Misurato in miliardi, anzi in migliaia di miliardi, il debito pubblico rischia di essere un’entità siderale, astratta e quindi incomprensibile. Ma cos’è concretamente il debito pubblico, come viene gestito, con quale meccanismo aumenta di anno in anno, come influenza e limita le scelte di politica economica? Ecco alcune sintetiche risposte a questi interrogativi.
Da cos’è composto il debito pubblico?
Il debito pubblico viene definito come il valore nominale delle passività lorde di tutte le amministrazioni pubbliche. Concretamente, si tratta di monete, banconote, depositi (compresa la raccolta postale), prestiti e titoli di Stato. Non fanno invece parte del debito pubblico i debiti commerciali delle amministrazioni pubbliche, ossia le somme dovute ai fornitori in cambio di beni o servizi e ancora non pagate.
Cosa sono i titoli di Stato?
I titoli di Stato sono obbligazioni emesse dal Tesoro, che si differenziano per la durata (da 3 mesi a 30 anni), il rendimento (fisso o variabile), l’assenza o la presenza di una cedola.
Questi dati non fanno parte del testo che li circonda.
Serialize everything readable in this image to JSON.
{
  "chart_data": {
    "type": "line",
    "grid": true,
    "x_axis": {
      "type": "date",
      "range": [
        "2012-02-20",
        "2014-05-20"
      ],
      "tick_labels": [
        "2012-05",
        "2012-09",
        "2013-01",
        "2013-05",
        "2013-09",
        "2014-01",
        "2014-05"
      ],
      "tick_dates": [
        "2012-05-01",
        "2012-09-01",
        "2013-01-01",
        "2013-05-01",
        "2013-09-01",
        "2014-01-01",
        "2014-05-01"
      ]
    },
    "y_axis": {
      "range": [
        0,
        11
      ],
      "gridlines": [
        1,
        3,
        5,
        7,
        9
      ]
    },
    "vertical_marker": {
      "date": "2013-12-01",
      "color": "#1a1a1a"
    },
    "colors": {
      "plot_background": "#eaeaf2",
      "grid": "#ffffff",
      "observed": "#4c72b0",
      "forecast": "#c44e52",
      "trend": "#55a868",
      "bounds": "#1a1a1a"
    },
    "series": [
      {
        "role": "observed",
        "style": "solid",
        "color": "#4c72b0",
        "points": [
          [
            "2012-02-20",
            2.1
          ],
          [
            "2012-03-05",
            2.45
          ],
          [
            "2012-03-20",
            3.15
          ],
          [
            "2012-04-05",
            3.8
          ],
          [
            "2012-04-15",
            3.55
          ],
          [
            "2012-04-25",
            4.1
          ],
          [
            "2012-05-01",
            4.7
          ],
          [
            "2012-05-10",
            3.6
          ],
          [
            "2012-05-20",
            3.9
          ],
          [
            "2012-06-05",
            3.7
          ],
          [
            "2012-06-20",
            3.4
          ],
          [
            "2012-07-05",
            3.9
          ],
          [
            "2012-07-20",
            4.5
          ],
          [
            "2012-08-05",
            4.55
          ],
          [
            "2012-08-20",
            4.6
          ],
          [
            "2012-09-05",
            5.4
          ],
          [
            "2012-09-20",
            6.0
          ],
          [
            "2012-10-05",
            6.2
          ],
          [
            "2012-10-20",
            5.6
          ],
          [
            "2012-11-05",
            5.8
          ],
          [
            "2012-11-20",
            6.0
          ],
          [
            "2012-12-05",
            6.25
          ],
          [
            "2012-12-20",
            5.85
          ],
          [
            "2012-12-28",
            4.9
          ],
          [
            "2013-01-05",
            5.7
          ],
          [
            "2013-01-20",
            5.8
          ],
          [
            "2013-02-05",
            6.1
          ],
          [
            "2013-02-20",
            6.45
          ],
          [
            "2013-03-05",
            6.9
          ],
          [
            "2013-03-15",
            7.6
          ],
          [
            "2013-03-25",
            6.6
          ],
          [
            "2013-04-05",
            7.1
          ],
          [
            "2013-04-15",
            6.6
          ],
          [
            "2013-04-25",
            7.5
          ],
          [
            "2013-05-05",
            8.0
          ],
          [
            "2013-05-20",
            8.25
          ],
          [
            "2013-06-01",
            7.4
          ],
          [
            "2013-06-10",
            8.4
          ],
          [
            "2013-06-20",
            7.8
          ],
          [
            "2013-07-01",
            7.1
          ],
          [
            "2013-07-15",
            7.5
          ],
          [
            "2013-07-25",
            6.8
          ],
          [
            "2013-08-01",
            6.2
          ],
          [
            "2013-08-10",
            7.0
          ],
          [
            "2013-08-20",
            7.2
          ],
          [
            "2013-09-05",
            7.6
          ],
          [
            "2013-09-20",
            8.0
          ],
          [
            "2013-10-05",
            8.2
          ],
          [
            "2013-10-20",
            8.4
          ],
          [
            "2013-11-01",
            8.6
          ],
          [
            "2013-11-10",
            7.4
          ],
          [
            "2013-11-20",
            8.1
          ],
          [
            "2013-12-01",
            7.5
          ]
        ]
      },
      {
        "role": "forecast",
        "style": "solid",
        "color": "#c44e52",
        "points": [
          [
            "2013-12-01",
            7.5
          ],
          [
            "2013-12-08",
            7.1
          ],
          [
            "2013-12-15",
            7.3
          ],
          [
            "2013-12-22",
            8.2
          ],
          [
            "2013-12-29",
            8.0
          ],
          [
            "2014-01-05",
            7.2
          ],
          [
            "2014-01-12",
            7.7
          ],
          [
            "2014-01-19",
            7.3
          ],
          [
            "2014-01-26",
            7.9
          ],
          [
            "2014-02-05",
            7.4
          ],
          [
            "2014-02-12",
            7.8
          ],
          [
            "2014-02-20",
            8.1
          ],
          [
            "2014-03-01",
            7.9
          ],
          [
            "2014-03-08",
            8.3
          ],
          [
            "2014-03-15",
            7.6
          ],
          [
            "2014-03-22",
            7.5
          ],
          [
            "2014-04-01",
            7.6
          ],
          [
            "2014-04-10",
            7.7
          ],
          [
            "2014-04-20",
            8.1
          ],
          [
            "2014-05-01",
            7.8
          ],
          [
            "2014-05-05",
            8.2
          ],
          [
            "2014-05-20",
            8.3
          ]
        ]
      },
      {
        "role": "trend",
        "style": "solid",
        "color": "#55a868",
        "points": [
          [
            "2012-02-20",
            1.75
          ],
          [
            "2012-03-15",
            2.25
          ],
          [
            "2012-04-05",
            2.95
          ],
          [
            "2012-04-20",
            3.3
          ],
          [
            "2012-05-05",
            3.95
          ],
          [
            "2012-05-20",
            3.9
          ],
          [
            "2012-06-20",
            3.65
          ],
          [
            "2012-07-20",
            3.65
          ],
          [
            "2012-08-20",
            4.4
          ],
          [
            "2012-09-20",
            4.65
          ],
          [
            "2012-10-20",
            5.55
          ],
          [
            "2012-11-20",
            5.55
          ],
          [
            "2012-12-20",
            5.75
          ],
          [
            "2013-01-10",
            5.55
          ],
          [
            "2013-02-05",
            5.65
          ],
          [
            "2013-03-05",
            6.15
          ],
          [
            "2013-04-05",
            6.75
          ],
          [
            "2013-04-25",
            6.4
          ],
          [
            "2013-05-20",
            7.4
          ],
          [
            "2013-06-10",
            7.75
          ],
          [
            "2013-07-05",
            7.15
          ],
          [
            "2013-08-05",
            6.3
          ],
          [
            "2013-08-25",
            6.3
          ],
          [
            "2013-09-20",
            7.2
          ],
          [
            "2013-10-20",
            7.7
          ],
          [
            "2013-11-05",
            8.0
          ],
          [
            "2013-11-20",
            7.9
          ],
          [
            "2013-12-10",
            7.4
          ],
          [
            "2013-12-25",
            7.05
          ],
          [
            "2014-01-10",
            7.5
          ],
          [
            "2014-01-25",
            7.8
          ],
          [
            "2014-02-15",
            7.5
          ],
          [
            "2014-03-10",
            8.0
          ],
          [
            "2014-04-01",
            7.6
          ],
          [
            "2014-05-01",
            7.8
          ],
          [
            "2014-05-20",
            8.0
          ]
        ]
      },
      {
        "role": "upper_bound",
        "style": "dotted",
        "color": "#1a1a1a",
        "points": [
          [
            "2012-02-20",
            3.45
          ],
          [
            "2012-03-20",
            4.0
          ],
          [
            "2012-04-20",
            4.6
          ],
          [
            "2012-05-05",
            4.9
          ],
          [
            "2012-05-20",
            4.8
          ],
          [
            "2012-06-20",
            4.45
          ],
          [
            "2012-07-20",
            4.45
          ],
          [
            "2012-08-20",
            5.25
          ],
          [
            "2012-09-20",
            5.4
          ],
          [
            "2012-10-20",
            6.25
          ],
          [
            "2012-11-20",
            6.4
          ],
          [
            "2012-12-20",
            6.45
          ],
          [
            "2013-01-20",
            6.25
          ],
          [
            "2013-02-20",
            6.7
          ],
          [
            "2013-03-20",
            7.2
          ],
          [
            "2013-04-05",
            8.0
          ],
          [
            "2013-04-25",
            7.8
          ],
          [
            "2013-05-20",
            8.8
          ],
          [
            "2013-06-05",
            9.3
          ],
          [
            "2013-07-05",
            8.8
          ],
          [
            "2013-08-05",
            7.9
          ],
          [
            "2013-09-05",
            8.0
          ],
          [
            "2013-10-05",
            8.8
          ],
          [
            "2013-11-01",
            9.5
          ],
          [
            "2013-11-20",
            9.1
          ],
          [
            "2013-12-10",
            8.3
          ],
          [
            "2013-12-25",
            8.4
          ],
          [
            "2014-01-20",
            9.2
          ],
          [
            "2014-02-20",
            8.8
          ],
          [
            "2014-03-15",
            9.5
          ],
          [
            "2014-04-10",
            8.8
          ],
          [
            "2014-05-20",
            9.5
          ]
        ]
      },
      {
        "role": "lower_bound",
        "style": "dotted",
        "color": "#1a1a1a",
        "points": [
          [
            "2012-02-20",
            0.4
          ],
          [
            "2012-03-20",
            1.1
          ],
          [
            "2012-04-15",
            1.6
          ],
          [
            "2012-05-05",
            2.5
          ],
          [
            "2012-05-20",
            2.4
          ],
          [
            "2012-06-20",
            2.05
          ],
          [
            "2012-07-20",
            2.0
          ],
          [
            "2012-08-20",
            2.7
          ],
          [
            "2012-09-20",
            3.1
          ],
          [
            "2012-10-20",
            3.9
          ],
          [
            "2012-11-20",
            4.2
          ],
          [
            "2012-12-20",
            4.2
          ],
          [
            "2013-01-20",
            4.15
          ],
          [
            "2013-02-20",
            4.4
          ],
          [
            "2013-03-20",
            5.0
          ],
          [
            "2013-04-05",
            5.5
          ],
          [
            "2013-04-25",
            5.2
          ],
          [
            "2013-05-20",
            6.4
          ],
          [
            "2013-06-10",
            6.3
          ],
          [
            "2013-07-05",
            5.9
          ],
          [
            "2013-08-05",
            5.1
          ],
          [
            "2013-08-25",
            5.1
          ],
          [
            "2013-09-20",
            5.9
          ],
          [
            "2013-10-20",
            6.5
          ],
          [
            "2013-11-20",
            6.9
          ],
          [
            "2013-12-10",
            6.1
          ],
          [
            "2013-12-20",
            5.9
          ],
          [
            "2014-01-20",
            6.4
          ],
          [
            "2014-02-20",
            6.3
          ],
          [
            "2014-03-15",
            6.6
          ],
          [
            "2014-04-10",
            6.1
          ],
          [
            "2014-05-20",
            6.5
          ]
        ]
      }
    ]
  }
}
Alcuni titoli di Stato sono anche indicizzati all’inflazione. I titoli di Stato rappresentano circa l’85 per cento del debito pubblico complessivo; alcuni sono emessi all’estero invece che sul mercato domestico.
Come si misura il debito?
Naturalmente il debito è espresso nella valuta del Paese, quindi nel caso dell’Italia in euro. Normalmente però questa grandezza viene espressa in rapporto al prodotto interno lordo, con una percentuale, per valutarne la sostenibilità. Infatti un dato ammontare di debito può risultare consistente per un Paese con un certo Pil, e del tutto gestibile per un altro che abbia, ad esempio, un Pil doppio.
Quando il debito è sostenibile?
Quando lo Stato è in grado - non solo nell’immediato ma in prospettiva - di fare fronte al pagamento degli interessi e di rimborsare le quote di capitale in scadenza oppure di sostituirle con nuove emissioni di titoli.
Da cosa dipendono l’aumento o la diminuzione della spesa per interessi?
Essenzialmente da due fattori: la crescita (o la riduzione) dello stock del debito e l’andamento dei tassi di interesse sui mercati internazionali, che influenza direttamente la componente variabile del debito.
Come si spiega il forte incremento del rapporto debito/Pil negli ultimi anni?
L’incremento del debito in valore assoluto dipende in generale dall’accumularsi di disavanzi nel bilancio pubblico; nel caso italiano ha contribuito in questo decennio anche il sostegno finanziario che il nostro Paese ha dato ad altri della zona euro o sotto forma di aiuti diretti (come nel caso della Grecia) o attraverso la partecipazione ai fondi europei ESM e EFSF. Il livello di questi sostegni sfiora i 60 miliardi. Ma soprattutto il rapporto debito/Pil, che è una frazione, è aumentato a causa della significativa flessione del denominatore, ossia proprio il prodotto interno lordo (Pil nominale): flessione che deriva sia dalla recessione iniziata nel 2008 e dalla successiva limitata crescita economica, sia dall’andamento nullo o molto moderato dell’inflazione a partire dal 2014.
Quando si potrà invertire stabilmente la tendenza all’aumento del rapporto debito/Pil?
Nel 2015, dopo sette anni di crescita ininterrotta, il rapporto debito/Pil è sceso seppur di poco, portandosi al 131,6 per cento. Nei due anni successivi si è mantenuto stabile al 131,3. Nel 2018 ha ripreso a salire (132,1%) essenzialmente a causa della bassa crescita nominale. Per invertire la tendenza servirebbero una maggiore crescita nominale (dunque più incremento del prodotto e più inflazione) e un livello dei tassi di interesse più contenuto: i rendimenti dei titoli di Stato italiani sono attualmente più alti di quelli degli altri Paesi dell’area euro (salvo la Grecia): è il famoso spread.